The elbow joint is supported by the ulnar collateral ligament, radial collateral ligament and the annular ligament. These ligaments provide stability and strength to the elbow joint.
The elbow joint also has the attachment of the common flexor and common extensor tendons. The groups of muscle, associated with the respective tendons, assist in rotational movement of the forearm as well as the movements of the wrist and hand.
The common conditions affecting the tendons around the elbow joint include tennis elbow and golfer’s elbow which result from an overuse injury to the tendons or result from repetitive activities such as sports, mechanical activities or weight lifting.
The ligaments around the elbow may be injured secondary to a sprain, rupture, trauma or any accident.
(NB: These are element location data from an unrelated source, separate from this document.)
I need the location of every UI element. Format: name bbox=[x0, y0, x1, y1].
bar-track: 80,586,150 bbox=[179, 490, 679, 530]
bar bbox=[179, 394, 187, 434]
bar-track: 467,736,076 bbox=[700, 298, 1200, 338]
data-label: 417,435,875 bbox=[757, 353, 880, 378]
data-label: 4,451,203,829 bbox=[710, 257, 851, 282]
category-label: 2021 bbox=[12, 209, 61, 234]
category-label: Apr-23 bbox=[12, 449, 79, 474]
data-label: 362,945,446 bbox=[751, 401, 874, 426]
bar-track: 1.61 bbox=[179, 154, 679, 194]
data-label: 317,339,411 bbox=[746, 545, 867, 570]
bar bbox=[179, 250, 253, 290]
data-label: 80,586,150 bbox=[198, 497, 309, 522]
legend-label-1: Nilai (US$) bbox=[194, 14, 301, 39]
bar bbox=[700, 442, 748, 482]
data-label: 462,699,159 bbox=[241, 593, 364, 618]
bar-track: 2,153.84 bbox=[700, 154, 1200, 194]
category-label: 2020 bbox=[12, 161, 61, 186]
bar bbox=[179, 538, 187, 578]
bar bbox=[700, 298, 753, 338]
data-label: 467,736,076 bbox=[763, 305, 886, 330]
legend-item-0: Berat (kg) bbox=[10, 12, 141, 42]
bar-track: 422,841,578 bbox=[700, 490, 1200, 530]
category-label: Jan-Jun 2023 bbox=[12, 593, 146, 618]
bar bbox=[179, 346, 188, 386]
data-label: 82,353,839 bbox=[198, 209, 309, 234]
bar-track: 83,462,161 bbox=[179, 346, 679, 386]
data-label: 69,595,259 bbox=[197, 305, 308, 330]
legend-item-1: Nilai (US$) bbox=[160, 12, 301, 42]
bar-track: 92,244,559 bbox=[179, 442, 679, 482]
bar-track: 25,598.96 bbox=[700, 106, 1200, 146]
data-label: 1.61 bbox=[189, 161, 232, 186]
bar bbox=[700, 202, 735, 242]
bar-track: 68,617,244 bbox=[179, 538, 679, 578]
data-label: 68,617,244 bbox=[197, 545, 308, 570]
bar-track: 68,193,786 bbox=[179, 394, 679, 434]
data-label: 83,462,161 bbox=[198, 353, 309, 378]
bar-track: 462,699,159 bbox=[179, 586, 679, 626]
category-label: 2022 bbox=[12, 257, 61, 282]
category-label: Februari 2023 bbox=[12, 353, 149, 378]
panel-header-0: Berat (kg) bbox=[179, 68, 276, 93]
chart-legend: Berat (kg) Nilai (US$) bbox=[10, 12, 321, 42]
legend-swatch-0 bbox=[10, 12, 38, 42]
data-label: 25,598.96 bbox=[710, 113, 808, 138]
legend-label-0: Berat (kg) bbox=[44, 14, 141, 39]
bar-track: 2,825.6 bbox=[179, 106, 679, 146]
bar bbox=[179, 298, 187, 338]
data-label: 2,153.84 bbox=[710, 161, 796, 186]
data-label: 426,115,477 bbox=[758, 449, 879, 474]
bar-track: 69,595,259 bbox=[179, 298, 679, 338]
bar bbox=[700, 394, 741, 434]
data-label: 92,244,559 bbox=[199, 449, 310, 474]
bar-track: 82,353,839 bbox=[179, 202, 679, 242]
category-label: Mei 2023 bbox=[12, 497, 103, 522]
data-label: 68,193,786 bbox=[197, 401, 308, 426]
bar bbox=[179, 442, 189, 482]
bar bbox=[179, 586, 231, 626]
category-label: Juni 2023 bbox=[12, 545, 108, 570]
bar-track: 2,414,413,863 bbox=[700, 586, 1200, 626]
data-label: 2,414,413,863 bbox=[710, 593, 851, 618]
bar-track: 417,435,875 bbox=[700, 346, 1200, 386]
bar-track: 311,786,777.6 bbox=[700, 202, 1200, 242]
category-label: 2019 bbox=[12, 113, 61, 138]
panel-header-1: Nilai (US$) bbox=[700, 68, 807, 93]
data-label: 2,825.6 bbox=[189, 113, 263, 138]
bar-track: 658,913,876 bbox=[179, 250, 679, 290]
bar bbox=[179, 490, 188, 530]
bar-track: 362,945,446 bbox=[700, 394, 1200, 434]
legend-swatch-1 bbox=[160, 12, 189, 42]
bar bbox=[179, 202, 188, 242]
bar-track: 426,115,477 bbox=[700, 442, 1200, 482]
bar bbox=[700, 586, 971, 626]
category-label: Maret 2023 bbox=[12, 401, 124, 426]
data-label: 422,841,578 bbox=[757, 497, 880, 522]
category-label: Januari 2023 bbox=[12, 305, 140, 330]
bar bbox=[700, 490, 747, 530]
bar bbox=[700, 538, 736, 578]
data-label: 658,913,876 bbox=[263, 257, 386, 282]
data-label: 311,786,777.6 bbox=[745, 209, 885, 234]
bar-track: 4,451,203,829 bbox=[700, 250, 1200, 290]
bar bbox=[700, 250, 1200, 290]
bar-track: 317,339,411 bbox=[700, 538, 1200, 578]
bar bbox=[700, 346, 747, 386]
The sprain or trauma may result from repetitive stress, overuse or a direct injury.
The common symptoms of injury to the elbow joint and its surrounding structures include swelling and pain, which may extend from the elbow to the forearm and palm and be aggravated by movements of the wrist. Sometimes instability of the joint may also be seen.
Ligament reconstruction is considered in patients with ligament rupture. Your surgeon will make an incision over the elbow. Care is taken to move muscles, tendons and nerves out of the way. The donor tendon is harvested from either the forearm or below the knee. Your surgeon drills holes into the bones of the upper arm and the forearm, around the elbow joint. The donor tendon is inserted through the drilled holes in a pattern similar to that of the original ligament complex. The tendon is then attached to the bone surfaces with special sutures. The incision is closed with sutures and covered with sterile dressings. A splint is applied to support the elbow for a few weeks. After the surgery, you might be advised for regular follow-up and also for a rehabilitation program for a better and quicker recovery.
Common complications of the elbow ligament and tendon repair surgeries include infection, injury to the adjacent nerve and blood vessels, and a loss of strength or flexibility of the elbow joint.
The success of the surgery depends on the post-operative rehabilitation program which includes the use of a removable splint immediately after surgery as well as ice therapy, electrical stimulation and massage for reducing pain, swelling or muscle spasm. Isometric exercises, strengthening and range of motion exercises may be useful for long term rehabilitation.